赤いスーツを身に纏い、ステージから客席へ前のめりになりながら全身全霊のライブをする名古屋のロックンロール暴れ馬ことビレッジマンズストア。
2018年8月22日にリリースされたアルバム「YOURS」がサブスクリプション配信開始したので聴いてみたのですが、前作に比べてさらに研ぎ澄まされている。
尖った曲はより鋭くなり、泣きの曲はより深みが増している。
ビレッジマンズストアの持ち味である骨太のロックサウンドに水野ギイから放たれる唯一無二のボイス。
正直、カリスマ性に溢れるこの声質は初めて聴いた時に衝撃を受けた。
その上でTwitterでのつぶやきは変人感満載。
ロックしてる人って頭のネジがあれなんだなと思わざるを得ない。
そんなビレッジマンズストアの「YOURS」は、再生時間たった35分のアルバムだがそんじょそこらのバンドと濃密度が違う。
トラップこの曲は2017年にシングルで発売されていたもの。
ビレッジマンズ節が炸裂の攻撃的で激しいロックナンバー。
とにかくギターがいい味を出してる。
至る所で飛び道具として入ってくるギターが荒々しさを増している。
そしてギターに負けぬ水野ギイの力強いボーカル。
あと、ビレッジマンズストアって歌詞が独特なんですよね。
単語の一つひとつが文学的であり、文章になれば攻撃的。
この点も夢中になってしまう要素の一つであると感じる。
兎にも角にも、この「トラップ」は、現在のビレッジマンズストアを1発で理解してもらえる、まさに象徴とも言える1曲である。
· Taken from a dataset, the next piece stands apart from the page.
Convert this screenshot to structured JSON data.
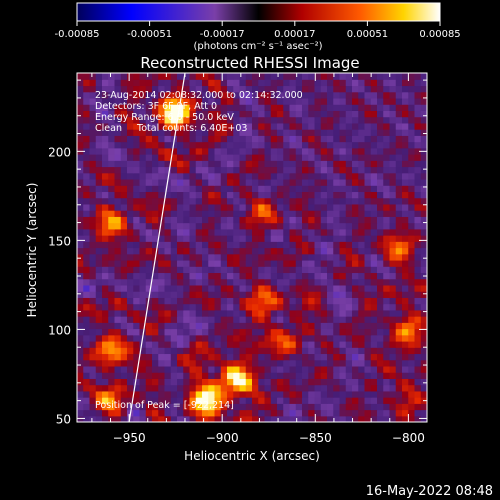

すれちがいのワンダー暴れるだけしか能がない訳ではなく、切ない曲も心にグッとくるメロディと歌詞。
誰かへ向けたさよならの曲なのだが、ただのバラードとは感じられない。
他の曲と比べれば優しい歌い方をしているが、そんな中でも裏に見え隠れするパワフルさが曲の良さを引き立てている。
楽器隊もそれなりに激しく演奏しているにも関わらず、一切その感じをさせない。
正しい夜明けアルバムを締めくくるラストのナンバー。
前作のアルバムタイトルをそのまま曲名に、さらに最後に持ってくるのも味がある。
こちらも大人しめなイントロから始まるが、Bメロから突如激しさを増す。
無味乾燥な仕事をこなしつつ、ステージ上ではその鬱憤を晴らすバンドマンを謳っているように感じるこの曲。
冒頭の歌詞で
簡単だよ 今日の仕事は
バグを数えて紙に線を引く
「ああどうして縦と横でしか描かれない」
と斜に構えちゃうんだな
とあるように数を数える際に使われる「正」の字が、タイトルである「正しい」と掛かっている。
この曲は「夜明け方の正解」という意味ではなく、黙々とバグを数えながら「正」を書き続けることで明ける夜をこの曲では歌っている。
あとは水野ギイのイケメン度。
こんなに歌が上手くてロックで暴れまくってるのに、甘いマスクのイケメンとかギャップが大きすぎて困惑する。
それでいてTwitterではパンチの効いた発言するもんだから非の打ち所がない。
人生やり直せるなら水野ギイとして生まれ変わりたいです神様。
正直、昔は赤いスーツを着たイロモノバンドだと思っていた自分が恥ずかしい。
こんなにロックなバンドはそうそう存在しない。
今作の良さを語ったが、過去作もライブでは外せない曲が目白押しの良作である。
着実にその人気を全国へと広げ、これから目が離せないバンドの1つであることは間違いない。